1. Field of the Invention
This invention relates to a computer keyboard and more particularly to a multimedia computer keyboard embodying a speaker capable of producing computer-generated sound.
2. Background of the Relevant Art
Multimedia systems which produce computer-generated sound are well known. Early systems often employ transducers which produce a buzz or beep when activated. The buzzers or alarms which are mounted within the computer housing or mainframe are generally piezoelectric-type transducers. A sound card, also mounted within the mainframe, generates an electrical signal sent over a conductor coupled to the piezoelectric transducer. Once the transducer receives electrical stimulus, it responds by vibrating and thereby producing an acoustic pulse (i.e., a sound wave). The conversion of electrical energy to mechanical energy within certain crystalline or ceramic substances (termed "piezoelectric effect") is a well known phenomena which produces an efficient, solid state transducer.
Piezoelectric transducers, however, do not have the ability to produce high quality sound over a broad frequency spectrum. Generally speaking, piezoelectric transducers are used only to emit one or more beeps of slightly variable pitch. They do not and cannot produce high fidelity voice and music playback necessary in more advanced multimedia applications. Recent developments in computer-generated sound involve the use of electro-acoustic transducers of higher quality than the piezoelectric type.
Audio output from the sound card is generally of high quality (broad frequency response range, low distortion and high output). In order to take full advantage of high fidelity audio output, computer manufactures have begun to realize the importance of using higher quality sound reproduction using transducers such as diaphragm-type speakers. The diaphragm-type speakers are often mounted within an enclosure and placed adjacent the computer housing. Diaphragm-type speakers generally convert the electrical output from the sound card to field energy (magnetic or electric), wherein the field drives the diaphragm. The moving diaphragm produces sound waves detectable by the listener or operator. The diaphragm can consist of numerous shapes and sizes. Popular shapes include a cone, dome or metallic ribbon. Diaphragm-type speakers must be mounted within an enclosure so as to support the speaker drive units and provide necessary acoustic properties (e.g., radiation pattern and driver acoustic loading). The enclosure can be open backed or conceal a horn or other system folded into a compact structure within the enclosure. During use, the vibrating diaphragm will simultaneously excite the driver chassis or enclosure causing it to vibrate in symphony. The enclosure therefore must be carefully designed to prevent it from moving, and hence reducing the diaphragm output. If the energy transferred to the enclosure is not properly dissipated, the resonant modes of the enclosure may be audible thereby causing a reduction in the overall sound quality produced by the speaker.
Many conventional multimedia systems which use a diaphragm-type speaker are restricted to using a separate enclosure for the speaker and arranging the enclosed speaker adjacent the computer housing. Unfortunately, routing of conductor wires from the sound card to the speakers is often a nuisance. Separate wires must be purchased and routed from the speaker to the sound card audio output.
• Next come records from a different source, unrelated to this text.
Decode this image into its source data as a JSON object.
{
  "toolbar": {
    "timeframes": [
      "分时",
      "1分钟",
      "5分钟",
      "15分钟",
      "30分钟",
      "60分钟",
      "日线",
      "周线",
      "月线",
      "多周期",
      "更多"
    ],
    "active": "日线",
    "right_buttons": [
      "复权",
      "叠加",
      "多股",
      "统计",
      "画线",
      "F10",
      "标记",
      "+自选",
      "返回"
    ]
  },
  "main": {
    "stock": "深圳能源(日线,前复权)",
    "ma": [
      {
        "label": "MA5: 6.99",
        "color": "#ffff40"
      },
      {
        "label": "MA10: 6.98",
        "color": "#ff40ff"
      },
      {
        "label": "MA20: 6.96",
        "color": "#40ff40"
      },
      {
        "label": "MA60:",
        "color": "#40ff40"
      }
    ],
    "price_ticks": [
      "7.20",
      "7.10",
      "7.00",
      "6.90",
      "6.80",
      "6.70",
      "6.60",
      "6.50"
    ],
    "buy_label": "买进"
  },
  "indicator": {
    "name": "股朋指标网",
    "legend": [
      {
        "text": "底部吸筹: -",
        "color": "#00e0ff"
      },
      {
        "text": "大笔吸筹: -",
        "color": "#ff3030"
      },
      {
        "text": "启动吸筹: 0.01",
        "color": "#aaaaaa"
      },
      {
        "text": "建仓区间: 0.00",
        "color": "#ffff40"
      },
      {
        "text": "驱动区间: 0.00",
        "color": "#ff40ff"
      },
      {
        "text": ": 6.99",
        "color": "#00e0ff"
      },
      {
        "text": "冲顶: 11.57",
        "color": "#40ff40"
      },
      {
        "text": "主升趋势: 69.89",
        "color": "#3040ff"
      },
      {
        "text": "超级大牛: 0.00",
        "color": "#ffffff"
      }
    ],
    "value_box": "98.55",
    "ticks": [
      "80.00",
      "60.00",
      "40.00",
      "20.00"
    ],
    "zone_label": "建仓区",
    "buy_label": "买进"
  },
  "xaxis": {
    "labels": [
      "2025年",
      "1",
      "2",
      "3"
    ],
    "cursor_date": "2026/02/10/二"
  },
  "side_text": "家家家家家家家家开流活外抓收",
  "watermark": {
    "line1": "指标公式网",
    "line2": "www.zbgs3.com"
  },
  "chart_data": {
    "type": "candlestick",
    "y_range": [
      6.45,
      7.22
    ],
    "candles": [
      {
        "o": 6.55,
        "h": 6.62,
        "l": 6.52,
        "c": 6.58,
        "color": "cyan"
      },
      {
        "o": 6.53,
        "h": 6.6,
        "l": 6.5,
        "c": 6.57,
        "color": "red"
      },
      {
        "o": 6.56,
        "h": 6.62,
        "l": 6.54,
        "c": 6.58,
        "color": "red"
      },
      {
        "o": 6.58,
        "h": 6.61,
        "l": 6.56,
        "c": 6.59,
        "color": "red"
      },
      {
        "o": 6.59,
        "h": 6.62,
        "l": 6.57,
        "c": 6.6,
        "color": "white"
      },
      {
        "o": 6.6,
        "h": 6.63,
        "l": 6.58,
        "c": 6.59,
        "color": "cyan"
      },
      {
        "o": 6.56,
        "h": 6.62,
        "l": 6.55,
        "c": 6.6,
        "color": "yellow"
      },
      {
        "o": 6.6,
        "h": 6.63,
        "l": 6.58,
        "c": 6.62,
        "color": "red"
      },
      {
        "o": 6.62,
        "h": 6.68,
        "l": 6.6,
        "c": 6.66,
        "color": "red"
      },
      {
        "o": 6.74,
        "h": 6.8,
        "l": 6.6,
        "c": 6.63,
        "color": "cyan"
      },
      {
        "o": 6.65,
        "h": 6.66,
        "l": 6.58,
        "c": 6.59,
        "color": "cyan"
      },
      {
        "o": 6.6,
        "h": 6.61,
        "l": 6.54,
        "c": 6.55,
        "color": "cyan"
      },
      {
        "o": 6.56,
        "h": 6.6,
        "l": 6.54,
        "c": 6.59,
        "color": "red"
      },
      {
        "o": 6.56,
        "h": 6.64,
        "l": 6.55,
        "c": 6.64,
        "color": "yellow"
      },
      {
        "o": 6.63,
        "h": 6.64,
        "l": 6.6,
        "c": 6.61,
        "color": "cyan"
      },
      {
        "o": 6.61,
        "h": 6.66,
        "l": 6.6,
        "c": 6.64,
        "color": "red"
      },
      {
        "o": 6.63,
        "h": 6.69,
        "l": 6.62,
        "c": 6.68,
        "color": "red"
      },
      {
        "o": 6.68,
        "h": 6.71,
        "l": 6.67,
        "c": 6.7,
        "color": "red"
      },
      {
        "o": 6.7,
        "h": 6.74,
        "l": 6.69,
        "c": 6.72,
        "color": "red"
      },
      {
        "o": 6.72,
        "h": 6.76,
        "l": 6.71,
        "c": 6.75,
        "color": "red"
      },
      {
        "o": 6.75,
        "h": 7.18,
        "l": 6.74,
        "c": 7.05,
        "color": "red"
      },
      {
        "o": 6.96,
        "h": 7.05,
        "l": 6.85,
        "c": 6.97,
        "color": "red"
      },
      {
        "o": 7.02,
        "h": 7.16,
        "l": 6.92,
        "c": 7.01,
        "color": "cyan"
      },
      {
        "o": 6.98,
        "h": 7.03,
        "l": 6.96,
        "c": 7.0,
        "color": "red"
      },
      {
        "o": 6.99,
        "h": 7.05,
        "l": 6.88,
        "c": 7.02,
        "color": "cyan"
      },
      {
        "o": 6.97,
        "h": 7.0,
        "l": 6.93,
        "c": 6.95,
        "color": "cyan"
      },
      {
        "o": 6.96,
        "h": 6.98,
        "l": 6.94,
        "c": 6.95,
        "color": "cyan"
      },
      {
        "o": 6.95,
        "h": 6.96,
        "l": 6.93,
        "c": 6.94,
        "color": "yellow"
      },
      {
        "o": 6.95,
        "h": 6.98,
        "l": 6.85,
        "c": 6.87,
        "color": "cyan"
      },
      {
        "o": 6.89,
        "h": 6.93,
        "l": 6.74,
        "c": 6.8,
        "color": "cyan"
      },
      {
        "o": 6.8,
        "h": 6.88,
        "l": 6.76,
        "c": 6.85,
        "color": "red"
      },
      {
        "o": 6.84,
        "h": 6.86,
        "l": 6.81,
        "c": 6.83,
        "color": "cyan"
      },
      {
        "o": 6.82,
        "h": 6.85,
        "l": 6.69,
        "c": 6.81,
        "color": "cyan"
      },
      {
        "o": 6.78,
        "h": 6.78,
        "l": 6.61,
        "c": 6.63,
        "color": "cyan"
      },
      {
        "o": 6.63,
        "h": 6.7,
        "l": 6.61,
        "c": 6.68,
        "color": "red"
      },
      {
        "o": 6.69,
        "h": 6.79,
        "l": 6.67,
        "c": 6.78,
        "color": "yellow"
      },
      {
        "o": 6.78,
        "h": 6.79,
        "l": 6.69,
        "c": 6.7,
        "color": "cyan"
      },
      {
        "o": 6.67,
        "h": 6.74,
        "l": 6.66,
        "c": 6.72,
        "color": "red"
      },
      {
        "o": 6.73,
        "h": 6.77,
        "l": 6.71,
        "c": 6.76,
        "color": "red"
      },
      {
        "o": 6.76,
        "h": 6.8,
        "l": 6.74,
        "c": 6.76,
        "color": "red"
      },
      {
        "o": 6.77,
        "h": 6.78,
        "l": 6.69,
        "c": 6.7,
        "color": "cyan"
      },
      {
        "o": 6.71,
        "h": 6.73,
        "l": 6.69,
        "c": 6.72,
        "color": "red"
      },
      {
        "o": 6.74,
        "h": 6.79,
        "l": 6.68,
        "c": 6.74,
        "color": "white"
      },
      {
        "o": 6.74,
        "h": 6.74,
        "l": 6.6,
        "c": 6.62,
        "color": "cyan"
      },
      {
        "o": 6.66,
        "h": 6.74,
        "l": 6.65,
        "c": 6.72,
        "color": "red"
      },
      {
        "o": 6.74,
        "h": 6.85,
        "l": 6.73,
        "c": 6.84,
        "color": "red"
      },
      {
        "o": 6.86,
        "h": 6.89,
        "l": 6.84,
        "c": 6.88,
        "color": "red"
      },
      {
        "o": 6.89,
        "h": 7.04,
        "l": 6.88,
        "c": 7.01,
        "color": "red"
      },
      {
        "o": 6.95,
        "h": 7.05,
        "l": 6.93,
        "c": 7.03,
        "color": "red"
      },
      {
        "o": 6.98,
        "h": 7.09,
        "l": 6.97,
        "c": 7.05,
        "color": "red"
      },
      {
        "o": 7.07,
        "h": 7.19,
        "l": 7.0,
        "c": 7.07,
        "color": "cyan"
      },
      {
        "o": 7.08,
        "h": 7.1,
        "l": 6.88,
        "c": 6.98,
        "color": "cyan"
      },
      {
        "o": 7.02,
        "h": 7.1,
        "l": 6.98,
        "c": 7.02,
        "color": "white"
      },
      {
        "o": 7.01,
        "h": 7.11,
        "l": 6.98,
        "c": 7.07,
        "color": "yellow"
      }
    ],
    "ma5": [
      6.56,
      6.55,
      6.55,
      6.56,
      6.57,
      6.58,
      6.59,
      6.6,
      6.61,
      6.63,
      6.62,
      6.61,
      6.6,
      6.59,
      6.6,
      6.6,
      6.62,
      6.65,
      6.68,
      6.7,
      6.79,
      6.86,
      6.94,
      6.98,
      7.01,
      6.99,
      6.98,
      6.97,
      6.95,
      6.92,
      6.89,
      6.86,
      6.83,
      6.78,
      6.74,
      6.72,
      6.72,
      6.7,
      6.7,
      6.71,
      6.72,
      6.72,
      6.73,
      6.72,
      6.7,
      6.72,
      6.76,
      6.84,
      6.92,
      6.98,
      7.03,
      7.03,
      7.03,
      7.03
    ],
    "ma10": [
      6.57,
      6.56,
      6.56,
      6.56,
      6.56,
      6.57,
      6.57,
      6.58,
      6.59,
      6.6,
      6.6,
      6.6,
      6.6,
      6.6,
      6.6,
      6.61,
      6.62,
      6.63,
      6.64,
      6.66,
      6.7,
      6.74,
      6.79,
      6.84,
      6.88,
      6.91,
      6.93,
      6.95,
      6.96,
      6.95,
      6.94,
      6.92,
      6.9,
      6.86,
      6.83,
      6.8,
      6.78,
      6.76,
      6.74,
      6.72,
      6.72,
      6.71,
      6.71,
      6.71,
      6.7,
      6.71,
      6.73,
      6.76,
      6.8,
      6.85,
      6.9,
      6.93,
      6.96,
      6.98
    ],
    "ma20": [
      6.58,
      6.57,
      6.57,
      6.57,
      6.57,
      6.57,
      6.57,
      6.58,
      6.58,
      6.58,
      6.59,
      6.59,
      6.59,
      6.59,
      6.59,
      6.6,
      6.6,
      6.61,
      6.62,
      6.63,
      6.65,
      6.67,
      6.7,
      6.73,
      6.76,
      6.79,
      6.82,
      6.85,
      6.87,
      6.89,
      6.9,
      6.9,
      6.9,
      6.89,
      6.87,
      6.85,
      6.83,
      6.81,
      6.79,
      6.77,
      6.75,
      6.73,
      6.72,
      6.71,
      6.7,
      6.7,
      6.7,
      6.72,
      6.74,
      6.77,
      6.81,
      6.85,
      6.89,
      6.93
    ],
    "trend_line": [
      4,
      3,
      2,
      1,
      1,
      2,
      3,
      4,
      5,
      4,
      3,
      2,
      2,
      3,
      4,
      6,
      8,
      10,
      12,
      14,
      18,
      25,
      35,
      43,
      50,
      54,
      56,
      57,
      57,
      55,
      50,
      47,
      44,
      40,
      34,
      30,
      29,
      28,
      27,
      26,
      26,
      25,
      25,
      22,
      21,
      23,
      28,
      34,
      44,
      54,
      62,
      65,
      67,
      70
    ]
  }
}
Furthermore, an audio plug is needed which can couple the wires to the audio card connector. Connection of separate, enclosed speakers to the sound card is not only cumbersome, but it is also time consuming. Disconnect and reconnect is an unfortunate necessity each time the operator chooses to move his or her computer. The problems are particularly acute when using a portable computer. Separate enclosed speakers cannot as a practical matter be used with portable computers unless the operator is willing to carry the speakers, as separate items, with the computer--a burden which most consumers may be unwilling to bear.
In an effort to overcome the problems of using separate enclosed speakers, many multimedia systems often employ diaphragm-type speakers mounted directly on the computer housing or electronic display (monitor). By using the housing associated with the computer, the system can take advantage of higher quality diaphragm-type sound reproduction without the problems of having to connect separate wires between the speakers (mounted within the computer) and the computer. Thus, the speakers can be fully integrated into the computer or display for ease of portability.
Although integrated computer/speaker multimedia systems present many advances over remote speakers and associated cabling, speakers mounted within the computer housing or display suffer many drawbacks. In particular, the operator must face the computer or display in order to obtain the full benefits of audio reproduction. In most instances, the operator faces the keyboard and only periodically turns his or her attention to the display. The computer can often be hidden away from sight, as is the case in remotely placed, upright models. Audio playback from a remotely located speaker placed on the computer cannot utilize high fidelity reproduction to its maximum advantage. While speakers mounted within the display might be more advantageous than those mounted in the computer housing, speakers mounted in the display often require wires routed from the audio card (within the computer) to the separate display. Thus, display-mounted speakers suffer the same drawback as separate, remote speaker enclosures described above.
In order to overcome the problems with current multimedia systems, it would be advantageous to mount the speakers within the computer system for ease of portability. It would also be beneficial to ensure the speakers reside directly in front of the operator during times in which the operator is interfacing the system. Still further, it would be desirable to route the audio signal from the sound card to the diaphragm-type speaker through existing cables, conductors and connectors.